Opinions 28 November 2011

Jane McCredie: Sizing up reality

Jane McCredie: Bad blood of research - Featured Image
Authored by
Jane McCredie

MOST humans on this planet — past and present — would count themselves lucky to face the health problems we confront today.

“What?” the world’s subsistence farmers might ask. “You’re worried about being too fat?”

Well, yes, we are, though perhaps we’re not worried enough.

The World Health Organization says overweight and obesity are now linked to more deaths worldwide than is underweight, and you only have to look around you to see that the lean, athletic Aussie is an endangered species.

It’s not that we haven’t been told about the risk posed by our spreading waistlines; hardly a day goes by without a media article on the obesity epidemic or the rising tide of chronic disease that accompanies it.

But we just keep on getting fatter and, if anything, we seem to be becoming less worried about it.

The latest data from the University of Sydney’s Family Medicine Research Centre’s BEACH study show that 62% of adults presenting in general practice in 2010‒11 were overweight or obese, up from 55% a decade earlier.

Perhaps even more disturbing was that the extra kilos were accompanied by a decrease in GP counselling about nutrition and weight over the same period (from four to three per 100 problems managed).

It’s not clear from the study, which was based on 100 consecutive consults from a random sample of 1000 GPs, whether this decline was the result of GPs being less likely to broach the issue or patients becoming less likely to seek help.

Either way, it seems we as a society are starting to accept overweight as the new norm, a trend to be lamented perhaps but not something we can really do much about.

After all, when everybody around us is also overweight, it’s easy to convince ourselves we’re looking good. (Men are better at this than women, as Canadian researchers found.)

And the fashion labels don’t help. They may use anorexic models to promote their brands, but they also surreptitiously redefine the standard sizes to make us feel good about ourselves and thus their products.

In the ABC comedy series, Kath and Kim, Kim protests, “I’m not a size 16, Mum, I’m a size 10”.

“Country Road size 10”, Kath replies disparagingly.

Country Road may no longer be into “vanity sizing” but there are plenty of other brands that would have me believe I am a smaller size now than I was as a teenager — clever marketing perhaps, but hardly designed to promote good health.
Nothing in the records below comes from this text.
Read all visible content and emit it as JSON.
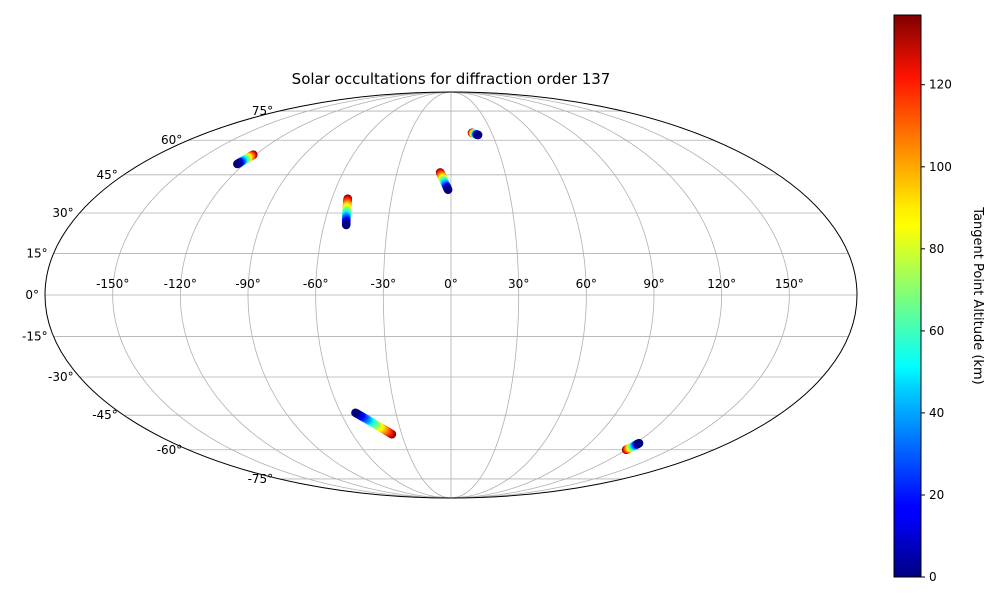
{
  "chart_data": {
    "type": "scatter",
    "projection": "mollweide",
    "title": "Solar occultations for diffraction order 137",
    "grid": true,
    "lon_ticks": [
      -150,
      -120,
      -90,
      -60,
      -30,
      0,
      30,
      60,
      90,
      120,
      150
    ],
    "lat_ticks": [
      -75,
      -60,
      -45,
      -30,
      -15,
      0,
      15,
      30,
      45,
      60,
      75
    ],
    "lon_tick_labels": [
      "-150°",
      "-120°",
      "-90°",
      "-60°",
      "-30°",
      "0°",
      "30°",
      "60°",
      "90°",
      "120°",
      "150°"
    ],
    "lat_tick_labels": [
      "-75°",
      "-60°",
      "-45°",
      "-30°",
      "-15°",
      "0°",
      "15°",
      "30°",
      "45°",
      "60°",
      "75°"
    ],
    "colorbar": {
      "label": "Tangent Point Altitude (km)",
      "colormap": "jet",
      "range": [
        0,
        137
      ],
      "ticks": [
        0,
        20,
        40,
        60,
        80,
        100,
        120
      ],
      "tick_labels": [
        "0",
        "20",
        "40",
        "60",
        "80",
        "100",
        "120"
      ]
    },
    "series": [
      {
        "start": {
          "lon": -124.0,
          "lat": 49.5,
          "alt": 0
        },
        "end": {
          "lon": -121.3,
          "lat": 53.5,
          "alt": 137
        }
      },
      {
        "start": {
          "lon": -49.5,
          "lat": 25.5,
          "alt": 0
        },
        "end": {
          "lon": -52.0,
          "lat": 35.5,
          "alt": 137
        }
      },
      {
        "start": {
          "lon": -1.5,
          "lat": 39.0,
          "alt": 0
        },
        "end": {
          "lon": -6.0,
          "lat": 46.0,
          "alt": 137
        }
      },
      {
        "start": {
          "lon": 19.5,
          "lat": 62.5,
          "alt": 0
        },
        "end": {
          "lon": 15.5,
          "lat": 63.5,
          "alt": 137
        }
      },
      {
        "start": {
          "lon": -52.0,
          "lat": -44.0,
          "alt": 0
        },
        "end": {
          "lon": -36.0,
          "lat": -53.0,
          "alt": 137
        }
      },
      {
        "start": {
          "lon": 122.0,
          "lat": -57.0,
          "alt": 0
        },
        "end": {
          "lon": 120.0,
          "lat": -60.0,
          "alt": 137
        }
      }
    ]
  }
}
Overweight is a notoriously intractable problem: health professionals have few proven interventions in their armoury and patients are not exactly known for their compliance with recommended lifestyle changes.

But it does seem that we need to try to hang on to an image of what a healthy human body looks like: not the stick-figure celebrities that populate the glossy magazines, but not a “Country Road size 10” either.

American researchers reported earlier this year that overweight and obese people in that country are now more likely to consider their weight normal than they would have been 20 years ago.

But doctors could make a difference, they found. Overweight patients were more than eight times as likely to have a realistic view of their weight — and more than twice as likely to have tried to do something about it — if a doctor had told them they were overweight.

However, more than half of the overweight patients, and more than a third of the obese ones, had never had this conversation with a doctor.

Of course, trying to do something about it doesn’t necessarily equate to success, but maybe we need to be more honest with each other — and ourselves — on this weighty question.

Jane McCredie is a Sydney-based science and medicine writer.